那人捧着手趴在地上,隐約可見其古怪的折在地上的腿,嘴裏瘋狂的嘶吼着。
“有人供出了你,我們便查你,你若是怨就很怨咬出你的人。”陸行冷笑一聲,“有沒有做,你比我們心裏更清楚。”
那人聲音一頓,可很快又罵罵咧咧起來,聲音越來越響,越來越難聽。
“這就是臺州潰堤一案後抓到的人。”明沉舟等走遠了,這才問道。
随着兩人的逐漸深入,混亂嘶吼,哀嚎痛哭然而消失不見了,但随之而來的是壓抑到近乎死寂的絕望。
過了玄字牢房,裏面關押的人再無活命的可能。
東西兩廠開設至今,只有一人自黃字號牢房走出。
那便是明德九年的敷文書院院長羅松文。
可具體為何被抓,又為何被放,所知之人知之甚少,一切政令繞過內閣,避開司禮監,皆是先帝親自簽發。
“對,卑職也沒想到一個浙江臺州的案子可以牽扯到西南那邊去,這幾日扯出了好多西南的官員,有些已經辭官的人都被抓回來了。”
明沉舟捏着手指骨節,沉默地聽着。
陸行腳步停了下來,為難說道:“掌印只讓娘娘一人進去。”
他們面前是空曠的空地,一側的刑具上還殘留着洗不幹淨的血跡,地面在兩側油燈的照耀下泛出奇怪的烏黑色澤。
明沉舟重重捏了一下自己的手指,這才說道:“謝謝陸佥事。”
“不敢當不敢當。”陸行連連擺手,很快便按劍去了外面。
明沉舟站在原地,環顧四周。
這個牢區比之前三個牢區還要空曠高大,牢房內只能影影綽綽地看到一團黑色的人影,相比較外面尖叫求饒,甚至仇恨目光,這裏的人更像是一個爛在這裏的死人。

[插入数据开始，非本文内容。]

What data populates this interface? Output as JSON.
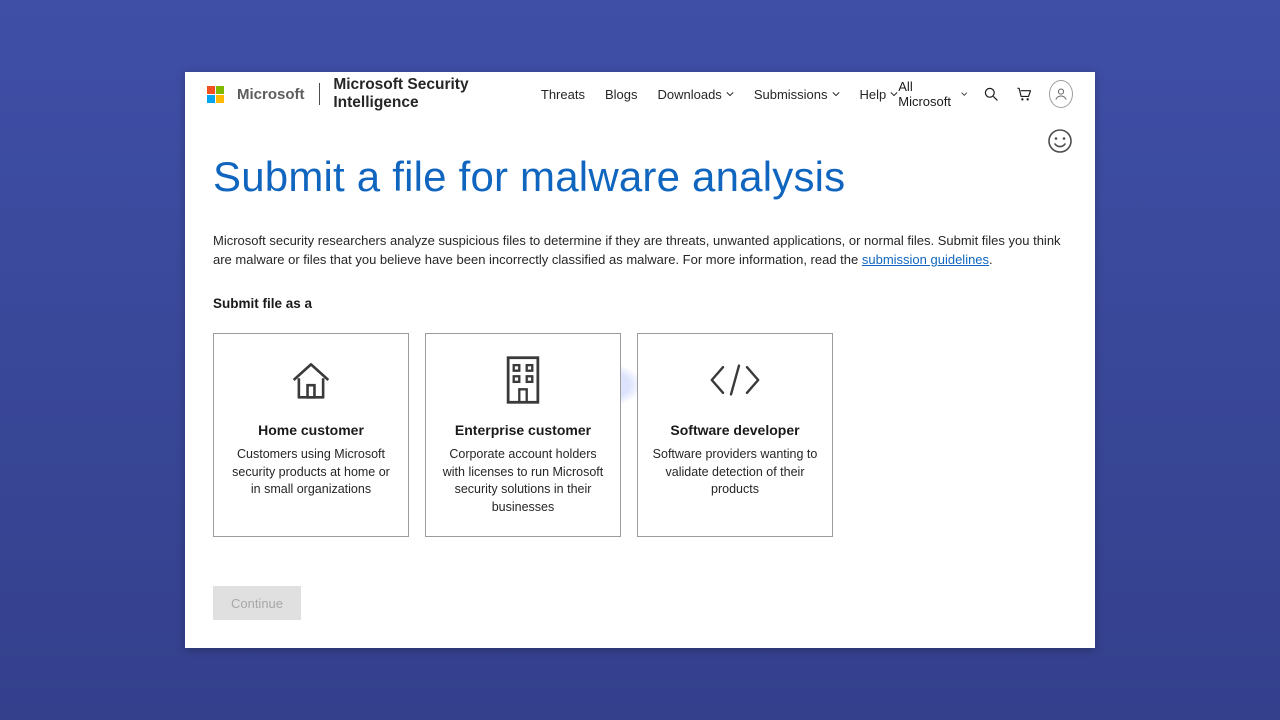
{
  "nav": {
    "brand": "Microsoft",
    "product": "Microsoft Security Intelligence",
    "items": [
      {
        "label": "Threats",
        "dropdown": false
      },
      {
        "label": "Blogs",
        "dropdown": false
      },
      {
        "label": "Downloads",
        "dropdown": true
      },
      {
        "label": "Submissions",
        "dropdown": true
      },
      {
        "label": "Help",
        "dropdown": true
      }
    ],
    "all_ms": "All Microsoft"
  },
  "page": {
    "title": "Submit a file for malware analysis",
    "intro_pre": "Microsoft security researchers analyze suspicious files to determine if they are threats, unwanted applications, or normal files. Submit files you think are malware or files that you believe have been incorrectly classified as malware. For more information, read the ",
    "intro_link": "submission guidelines",
    "intro_post": ".",
    "subheading": "Submit file as a",
    "continue": "Continue"
  },
  "cards": [
    {
      "title": "Home customer",
      "desc": "Customers using Microsoft security products at home or in small organizations"
    },
    {
      "title": "Enterprise customer",
      "desc": "Corporate account holders with licenses to run Microsoft security solutions in their businesses"
    },
    {
      "title": "Software developer",
      "desc": "Software providers wanting to validate detection of their products"
    }
  ]
}
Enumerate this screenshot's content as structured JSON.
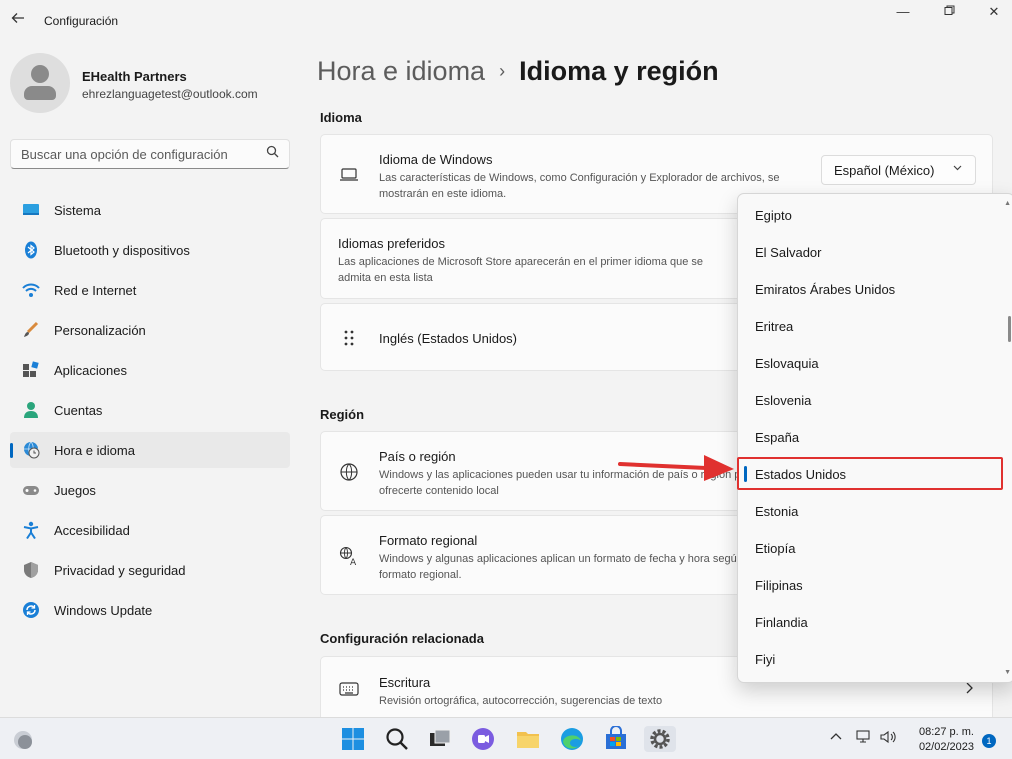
{
  "app": {
    "title": "Configuración"
  },
  "window_controls": {
    "minimize": "—",
    "maximize": "▢",
    "close": "✕"
  },
  "profile": {
    "name": "EHealth Partners",
    "email": "ehrezlanguagetest@outlook.com"
  },
  "search": {
    "placeholder": "Buscar una opción de configuración"
  },
  "sidebar": {
    "items": [
      {
        "label": "Sistema",
        "icon": "monitor-icon"
      },
      {
        "label": "Bluetooth y dispositivos",
        "icon": "bluetooth-icon"
      },
      {
        "label": "Red e Internet",
        "icon": "wifi-icon"
      },
      {
        "label": "Personalización",
        "icon": "brush-icon"
      },
      {
        "label": "Aplicaciones",
        "icon": "apps-icon"
      },
      {
        "label": "Cuentas",
        "icon": "person-icon"
      },
      {
        "label": "Hora e idioma",
        "icon": "globe-clock-icon",
        "active": true
      },
      {
        "label": "Juegos",
        "icon": "gamepad-icon"
      },
      {
        "label": "Accesibilidad",
        "icon": "accessibility-icon"
      },
      {
        "label": "Privacidad y seguridad",
        "icon": "shield-icon"
      },
      {
        "label": "Windows Update",
        "icon": "update-icon"
      }
    ]
  },
  "breadcrumb": {
    "parent": "Hora e idioma",
    "separator": "›",
    "current": "Idioma y región"
  },
  "sections": {
    "language": {
      "title": "Idioma",
      "windows_language": {
        "title": "Idioma de Windows",
        "desc": "Las características de Windows, como Configuración y Explorador de archivos, se mostrarán en este idioma.",
        "value": "Español (México)"
      },
      "preferred": {
        "title": "Idiomas preferidos",
        "desc": "Las aplicaciones de Microsoft Store aparecerán en el primer idioma que se admita en esta lista"
      },
      "english": {
        "label": "Inglés (Estados Unidos)"
      }
    },
    "region": {
      "title": "Región",
      "country": {
        "title": "País o región",
        "desc": "Windows y las aplicaciones pueden usar tu información de país o región para ofrecerte contenido local"
      },
      "format": {
        "title": "Formato regional",
        "desc": "Windows y algunas aplicaciones aplican un formato de fecha y hora según su formato regional."
      }
    },
    "related": {
      "title": "Configuración relacionada",
      "typing": {
        "title": "Escritura",
        "desc": "Revisión ortográfica, autocorrección, sugerencias de texto"
      }
    }
  },
  "dropdown": {
    "items": [
      "Egipto",
      "El Salvador",
      "Emiratos Árabes Unidos",
      "Eritrea",
      "Eslovaquia",
      "Eslovenia",
      "España",
      "Estados Unidos",
      "Estonia",
      "Etiopía",
      "Filipinas",
      "Finlandia",
      "Fiyi"
    ],
    "selected": "Estados Unidos"
  },
  "taskbar": {
    "time": "08:27 p. m.",
    "date": "02/02/2023",
    "notification_count": "1"
  },
  "colors": {
    "accent": "#0067c0",
    "highlight": "#e0312f"
  }
}
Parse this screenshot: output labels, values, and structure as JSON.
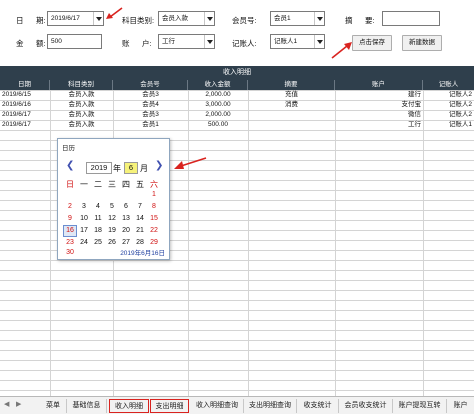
{
  "form": {
    "date_label": "日      期:",
    "date_value": "2019/6/17",
    "category_label": "科目类别:",
    "category_value": "会员入款",
    "member_label": "会员号:",
    "member_value": "会员1",
    "summary_label": "摘      要:",
    "summary_value": "",
    "amount_label": "金      额:",
    "amount_value": "500",
    "account_label": "账      户:",
    "account_value": "工行",
    "recorder_label": "记账人:",
    "recorder_value": "记账人1",
    "save_button": "点击保存",
    "new_button": "新建数据",
    "accent_color": "#d9231f"
  },
  "table": {
    "title": "收入明细",
    "header_color": "#2f3f4c",
    "columns": [
      "日期",
      "科目类别",
      "会员号",
      "收入金额",
      "摘要",
      "账户",
      "记账人"
    ],
    "rows": [
      [
        "2019/6/15",
        "会员入款",
        "会员3",
        "2,000.00",
        "充值",
        "建行",
        "记账人2"
      ],
      [
        "2019/6/16",
        "会员入款",
        "会员4",
        "3,000.00",
        "消费",
        "支付宝",
        "记账人2"
      ],
      [
        "2019/6/17",
        "会员入款",
        "会员3",
        "2,000.00",
        "",
        "微信",
        "记账人2"
      ],
      [
        "2019/6/17",
        "会员入款",
        "会员1",
        "500.00",
        "",
        "工行",
        "记账人1"
      ]
    ]
  },
  "calendar": {
    "title": "日历",
    "year": "2019",
    "year_unit": "年",
    "month": "6",
    "month_unit": "月",
    "weekdays": [
      "日",
      "一",
      "二",
      "三",
      "四",
      "五",
      "六"
    ],
    "days": [
      "1",
      "2",
      "3",
      "4",
      "5",
      "6",
      "7",
      "8",
      "9",
      "10",
      "11",
      "12",
      "13",
      "14",
      "15",
      "16",
      "17",
      "18",
      "19",
      "20",
      "21",
      "22",
      "23",
      "24",
      "25",
      "26",
      "27",
      "28",
      "29",
      "30"
    ],
    "selected_day": "16",
    "today_text": "2019年6月16日"
  },
  "tabs": [
    "菜单",
    "基础信息",
    "收入明细",
    "支出明细",
    "收入明细查询",
    "支出明细查询",
    "收支统计",
    "会员收支统计",
    "账户提现互转",
    "账户"
  ]
}
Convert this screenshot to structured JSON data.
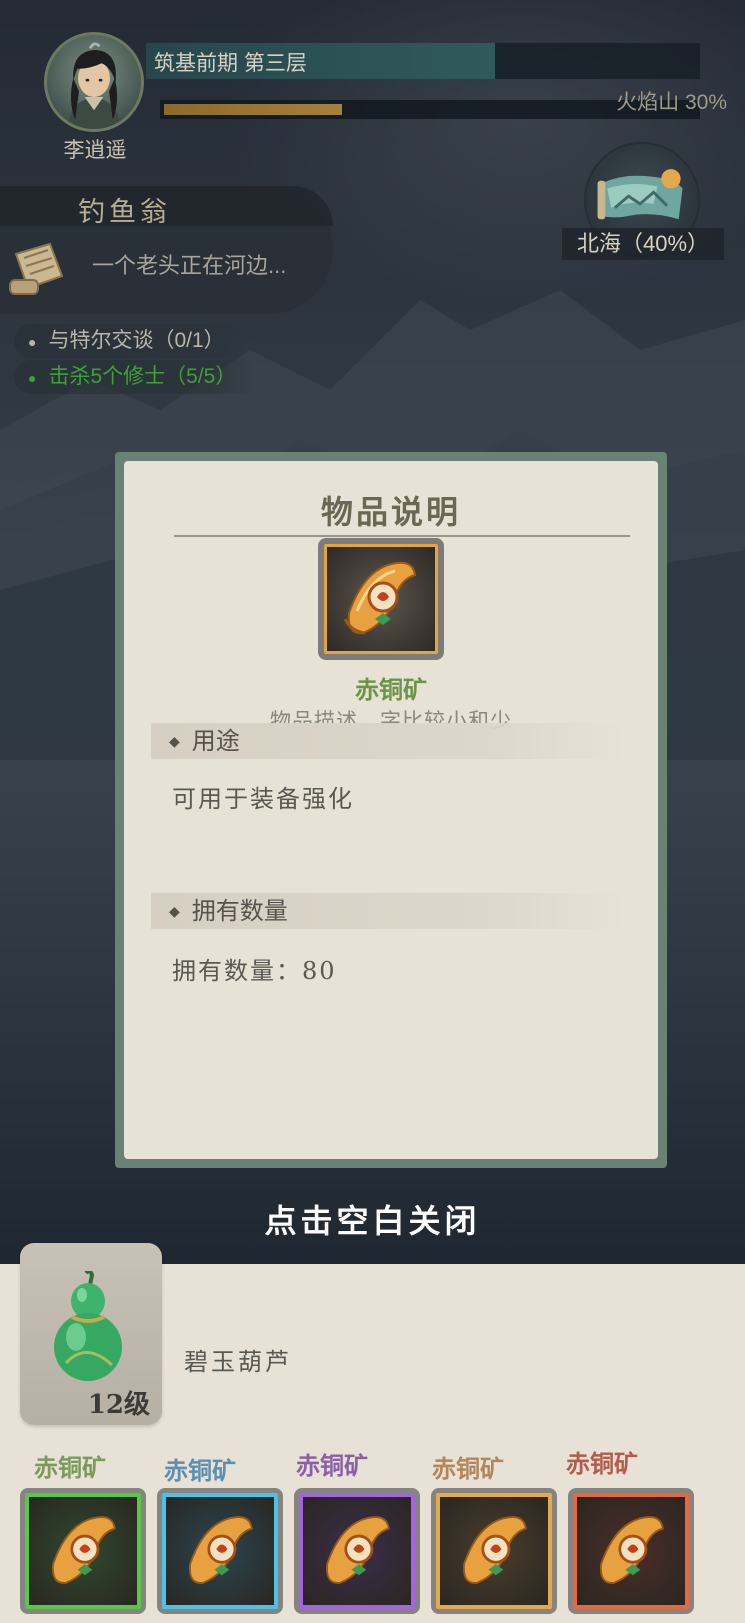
{
  "player": {
    "name": "李逍遥",
    "realm": "筑基前期 第三层",
    "realm_progress": 0.63,
    "location_progress_text": "火焰山  30%",
    "location_progress": 0.33
  },
  "map": {
    "label": "北海（40%）"
  },
  "quest": {
    "title": "钓鱼翁",
    "description": "一个老头正在河边...",
    "objectives": [
      {
        "text": "与特尔交谈（0/1）",
        "color": "#b8b5ab",
        "complete": false
      },
      {
        "text": "击杀5个修士（5/5）",
        "color": "#3fa03a",
        "complete": true
      }
    ]
  },
  "item_modal": {
    "title": "物品说明",
    "item_name": "赤铜矿",
    "item_name_color": "#6c9448",
    "item_description": "物品描述，字比较小和少",
    "sections": {
      "usage_heading": "用途",
      "usage_text": "可用于装备强化",
      "owned_heading": "拥有数量",
      "owned_text": "拥有数量：80"
    },
    "close_hint": "点击空白关闭"
  },
  "inventory": {
    "featured": {
      "name": "碧玉葫芦",
      "level": "12级",
      "icon": "jade-gourd-icon"
    },
    "slots": [
      {
        "label": "赤铜矿",
        "label_color": "#7a9a5a",
        "border_color": "#57c848",
        "bg": "#2f4a2c",
        "icon": "scroll-icon"
      },
      {
        "label": "赤铜矿",
        "label_color": "#5c8fb2",
        "border_color": "#4cc3e6",
        "bg": "#2b4650",
        "icon": "scroll-icon"
      },
      {
        "label": "赤铜矿",
        "label_color": "#8a5fa8",
        "border_color": "#a663e0",
        "bg": "#3a2e4a",
        "icon": "scroll-icon"
      },
      {
        "label": "赤铜矿",
        "label_color": "#b2865a",
        "border_color": "#e4a948",
        "bg": "#4a3e2c",
        "icon": "scroll-icon"
      },
      {
        "label": "赤铜矿",
        "label_color": "#b05c4e",
        "border_color": "#e8683e",
        "bg": "#4a2e28",
        "icon": "scroll-icon"
      }
    ]
  }
}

明沉舟緊緊捏着手指,不敢多看,快步穿過甬道,最後來到最裏面地那間牢房裏。
謝病春清瘦的身形被油燈罩出長長的倒影,落在斑駁的地面上,花紋華麗繁瑣的飛魚服穿在他身上挺括而肅穆。
他聽到腳步聲這才側首,看向來人。
漆黑的眼珠落入跳躍的燭光,連帶着剛剛映入眼簾的明沉舟都好似被那團火焰包圍着。
他身上明明沒有一絲血跡,卻又似乎能聞到滿身血腥味,就像他身處人間,卻能讓人入墜雪山。
明沉舟被他這一眼的寒意吓得站在原處。
謝病春很快便收回視線,他面前的牢籠內蜷縮着一個人影。
“掌印。”明沉舟輕聲喊了一聲。
“掌印今日還審嗎?”
明沉舟這才發現角落裏竟然還站着拿着刑具的錦衣衛。
話音剛落,那團蜷縮起來的人便劇烈顫抖起來,發出不似人聲的嘶喊聲。
謝病春垂眸,走廊上高懸的燈落在在他冰白的側臉,自濃密如鴉羽的睫毛下投射出朦胧的陰影,讓人看不清臉上的神色。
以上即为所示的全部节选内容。